Oral Vitamin D Treatment for the Prevention of Hepatocellular Carcinoma

Status:
Not yet recruiting
Trial end date:
2026-12-01
Target enrollment:
0
Participant gender:
All
Summary
The purpose of this study is to determine whether vitamin D is effective in the prevention of hepatocellular carcinoma in those patients with chronic hepatitis B.
Phase:
Phase 4
Accepts Healthy Volunteers?
No
Details
Lead Sponsor:
Third Affiliated Hospital, Sun Yat-Sen University
Treatments:
Cholecalciferol
Ergocalciferols
Vitamin D
Vitamins
Criteria
Inclusion Criteria:

- All subjects between the ages of 18 and 70 with chronic hepatitis B and under the oral
anti-virus treatment followed at the Third Affiliated Hospital of Sun Yat-sen
University, Guangzhou, China, will be offered entry into this study. The diagnosis of
chronic Hepatitis B will be based on that they had been positive for hepatitis B
surface antigen (HBsAg) for at least six months, and were positive for HBeAg or
negative for HBeAg with detectable HBV DNA at screening.

- No evidence of HCC on entry imaging study.

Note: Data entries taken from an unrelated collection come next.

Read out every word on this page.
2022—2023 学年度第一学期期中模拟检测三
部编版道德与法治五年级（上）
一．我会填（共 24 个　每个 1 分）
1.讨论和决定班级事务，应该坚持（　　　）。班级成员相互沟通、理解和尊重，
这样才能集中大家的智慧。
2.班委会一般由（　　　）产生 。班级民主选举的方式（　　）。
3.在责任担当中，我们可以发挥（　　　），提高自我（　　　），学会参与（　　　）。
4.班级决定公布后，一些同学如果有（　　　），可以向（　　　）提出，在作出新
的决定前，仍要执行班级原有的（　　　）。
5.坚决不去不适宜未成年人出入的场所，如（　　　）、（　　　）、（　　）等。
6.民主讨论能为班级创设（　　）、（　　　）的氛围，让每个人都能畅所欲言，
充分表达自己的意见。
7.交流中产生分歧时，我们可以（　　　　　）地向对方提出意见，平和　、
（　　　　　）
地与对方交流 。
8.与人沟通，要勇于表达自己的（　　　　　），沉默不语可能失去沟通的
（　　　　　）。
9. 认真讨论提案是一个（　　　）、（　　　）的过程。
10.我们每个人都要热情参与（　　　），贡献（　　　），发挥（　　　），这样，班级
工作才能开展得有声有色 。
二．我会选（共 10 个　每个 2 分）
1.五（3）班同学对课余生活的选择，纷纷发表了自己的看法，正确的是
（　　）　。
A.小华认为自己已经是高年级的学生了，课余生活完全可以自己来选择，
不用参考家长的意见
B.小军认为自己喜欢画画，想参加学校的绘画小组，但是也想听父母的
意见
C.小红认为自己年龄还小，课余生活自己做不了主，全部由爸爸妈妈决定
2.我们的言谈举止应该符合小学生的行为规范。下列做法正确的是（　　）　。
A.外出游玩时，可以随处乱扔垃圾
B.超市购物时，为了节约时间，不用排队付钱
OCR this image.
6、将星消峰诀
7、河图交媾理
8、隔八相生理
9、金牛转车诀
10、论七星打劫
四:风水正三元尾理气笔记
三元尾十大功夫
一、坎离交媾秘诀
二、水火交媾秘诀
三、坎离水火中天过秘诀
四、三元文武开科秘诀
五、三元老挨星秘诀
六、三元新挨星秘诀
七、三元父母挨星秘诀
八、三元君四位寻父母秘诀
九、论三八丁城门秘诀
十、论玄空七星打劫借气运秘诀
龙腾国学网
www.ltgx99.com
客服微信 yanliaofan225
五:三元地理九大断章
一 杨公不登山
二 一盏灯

- Model for End Stage Liver Disease (MELD) score under 22 (a MELD score over 22 would
predict a 3 month mortality rate of approximately 20%).

- Not currently participating in another intervention study.

- Not pregnant or lactating, and willing to use effective contraception during study
period.

- Absence of any psychological, familial, sociological or geographical condition
potentially hampering compliance with the study protocol and follow-up schedule.

- Ability to provide written informed consent according to national/local regulations.

Exclusion Criteria:

- evidence of hepatocellular carcinoma within 6 months after enrollment,

- a serum alanine aminotransferase level more than 10 times the upper limit of normal,

- an elevated serum creatinine level,

- any diagnosis of kidney stones,

- a diagnosis of hyperparathyroidism or other serious disturbance of calcium metabolism
in the past 5 years,

- any evidence of autoimmune hepatitis, coinfection with hepatitis C or D virus or human
immunodeficiency virus,

- other serious concurrent illness (e.g., alcoholism, uncontrolled diabetes, or cancer),

- treatment with immunomodulatory within the 6 months before screening,

- treatment with any investigational drug within the 30 days before the study began.